A good way to learn more about the animals and to spot and identify, what you would otherwise miss, are the game drives, the campsites offer. We did a morning drive from Okaukuejo and spotted our first white rhino, spotted hyaenas which got chased by wildebeest and a lioness with 4 cubs.

Black-backed Jackal
White rhino – the grazing kind of rhino
Clearly a wide mouth, therefore a white rhino
Looking messy but happy

When we came past this big group of elephants, clearly on the way to get somewhere, we studied the map, and found the waterhole they seemed to be heading to. We drove there and waited maybe 15 minutes, then, they appeared and we could watch them drinking, with the little ones between their legs, never getting squashed. When their thirst is stilled, they start with the mud, churning it with their feet and then spraying it over them with their trunk. Afterwards a layer of dust completed the ritual.

You are not allowed to leave your car in any circumstance, just at enclosed areas, installed for a picnic and with a toilet, so this picture was taken by our son, driving the second car with his girlfriend.

We were impressed by the number of elephants we could watch in the Etosha NP. Compared to Addo Elephant Park in South Africa, there are much bigger groups of elephants roaming in this huge park and it was a pleasure to watch them, but we also noticed some elephant bones and learned from our guide, that poaching is still a big problem.

Splashing mud over them – a protection against sun and insects
Male ostrich
Crowned Lapwing
Gabor Goshawk
Male Springbok
Jackals feasting on a carcass

We were lucky, to come past 2 jackals, which were taking the remains of a springbok apart. Next to them the vultures waited already, obviously not allowed to get anything, before the jackals were satisfied.
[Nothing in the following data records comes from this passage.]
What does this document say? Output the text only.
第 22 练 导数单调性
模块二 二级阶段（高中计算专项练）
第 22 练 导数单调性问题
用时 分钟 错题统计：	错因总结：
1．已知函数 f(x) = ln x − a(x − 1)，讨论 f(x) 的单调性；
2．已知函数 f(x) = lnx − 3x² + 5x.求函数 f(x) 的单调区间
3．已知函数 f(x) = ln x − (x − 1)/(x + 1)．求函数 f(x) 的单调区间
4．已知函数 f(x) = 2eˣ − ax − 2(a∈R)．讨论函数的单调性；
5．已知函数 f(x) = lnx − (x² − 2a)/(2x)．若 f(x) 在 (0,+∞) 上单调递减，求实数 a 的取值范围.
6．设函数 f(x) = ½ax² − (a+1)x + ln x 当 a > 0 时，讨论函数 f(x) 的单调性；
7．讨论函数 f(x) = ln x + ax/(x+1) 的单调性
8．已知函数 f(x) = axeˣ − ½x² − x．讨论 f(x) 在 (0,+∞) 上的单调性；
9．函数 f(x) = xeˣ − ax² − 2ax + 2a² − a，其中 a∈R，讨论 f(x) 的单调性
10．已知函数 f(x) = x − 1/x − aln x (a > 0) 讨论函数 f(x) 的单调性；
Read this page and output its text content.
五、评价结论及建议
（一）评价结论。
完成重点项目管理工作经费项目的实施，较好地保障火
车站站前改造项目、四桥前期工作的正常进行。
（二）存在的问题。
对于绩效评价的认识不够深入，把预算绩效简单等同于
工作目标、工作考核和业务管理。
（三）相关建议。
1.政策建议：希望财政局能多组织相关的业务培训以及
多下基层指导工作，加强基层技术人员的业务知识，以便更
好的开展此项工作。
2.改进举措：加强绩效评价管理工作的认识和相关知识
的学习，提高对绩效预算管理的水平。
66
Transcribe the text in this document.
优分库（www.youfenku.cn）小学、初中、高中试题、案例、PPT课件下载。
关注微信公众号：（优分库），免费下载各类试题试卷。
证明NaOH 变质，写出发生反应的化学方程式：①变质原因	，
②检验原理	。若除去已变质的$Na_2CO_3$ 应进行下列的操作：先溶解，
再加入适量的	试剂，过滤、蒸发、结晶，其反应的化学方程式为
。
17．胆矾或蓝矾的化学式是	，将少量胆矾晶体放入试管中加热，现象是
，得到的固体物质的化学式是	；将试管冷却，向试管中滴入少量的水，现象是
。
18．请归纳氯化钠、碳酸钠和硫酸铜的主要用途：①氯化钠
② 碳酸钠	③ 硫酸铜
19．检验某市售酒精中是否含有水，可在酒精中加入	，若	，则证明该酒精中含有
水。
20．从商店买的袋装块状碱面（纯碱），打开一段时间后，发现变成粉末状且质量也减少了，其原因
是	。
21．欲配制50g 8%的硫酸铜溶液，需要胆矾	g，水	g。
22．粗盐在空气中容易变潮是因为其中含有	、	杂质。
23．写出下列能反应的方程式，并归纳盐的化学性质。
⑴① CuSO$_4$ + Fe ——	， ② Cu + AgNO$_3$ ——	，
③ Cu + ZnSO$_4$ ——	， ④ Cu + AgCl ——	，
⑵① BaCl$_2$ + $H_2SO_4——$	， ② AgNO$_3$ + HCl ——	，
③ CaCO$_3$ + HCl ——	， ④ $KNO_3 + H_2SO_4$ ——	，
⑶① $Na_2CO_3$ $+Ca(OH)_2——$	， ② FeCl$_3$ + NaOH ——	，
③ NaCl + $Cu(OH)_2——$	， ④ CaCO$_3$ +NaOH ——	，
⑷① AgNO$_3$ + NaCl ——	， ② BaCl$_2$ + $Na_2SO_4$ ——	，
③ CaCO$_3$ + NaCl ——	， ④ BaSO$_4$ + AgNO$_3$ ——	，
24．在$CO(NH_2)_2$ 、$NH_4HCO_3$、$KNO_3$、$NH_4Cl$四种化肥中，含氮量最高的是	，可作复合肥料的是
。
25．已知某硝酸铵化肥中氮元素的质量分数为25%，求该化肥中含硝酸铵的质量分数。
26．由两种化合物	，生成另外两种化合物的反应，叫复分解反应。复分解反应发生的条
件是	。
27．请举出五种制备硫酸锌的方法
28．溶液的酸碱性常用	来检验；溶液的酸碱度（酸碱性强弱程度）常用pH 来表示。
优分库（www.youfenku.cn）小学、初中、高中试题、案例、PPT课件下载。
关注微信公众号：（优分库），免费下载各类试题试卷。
White-backed vultures were finally picking at the left overs, but a lappet-faced vulture was still waiting to be next.

Lappet-faced vulture waiting for his share

Olifantsrus was our last campsite in Etosha and from there we left the park at Galton gate. On the way to Olifantsrus, we had some great waterholes, with lots of animals to watch and also on the way to the gate we had some incredible sightings of drinking giraffes.

The Etosha National Park is for sure a great place to see an unbelievable number of animals. We were really surprised and very happy that we saw so many and even lions and a cheetah. But we also appreciated the many different birds and smaller animals we noticed. You never know how many we might have missed just by driving past them.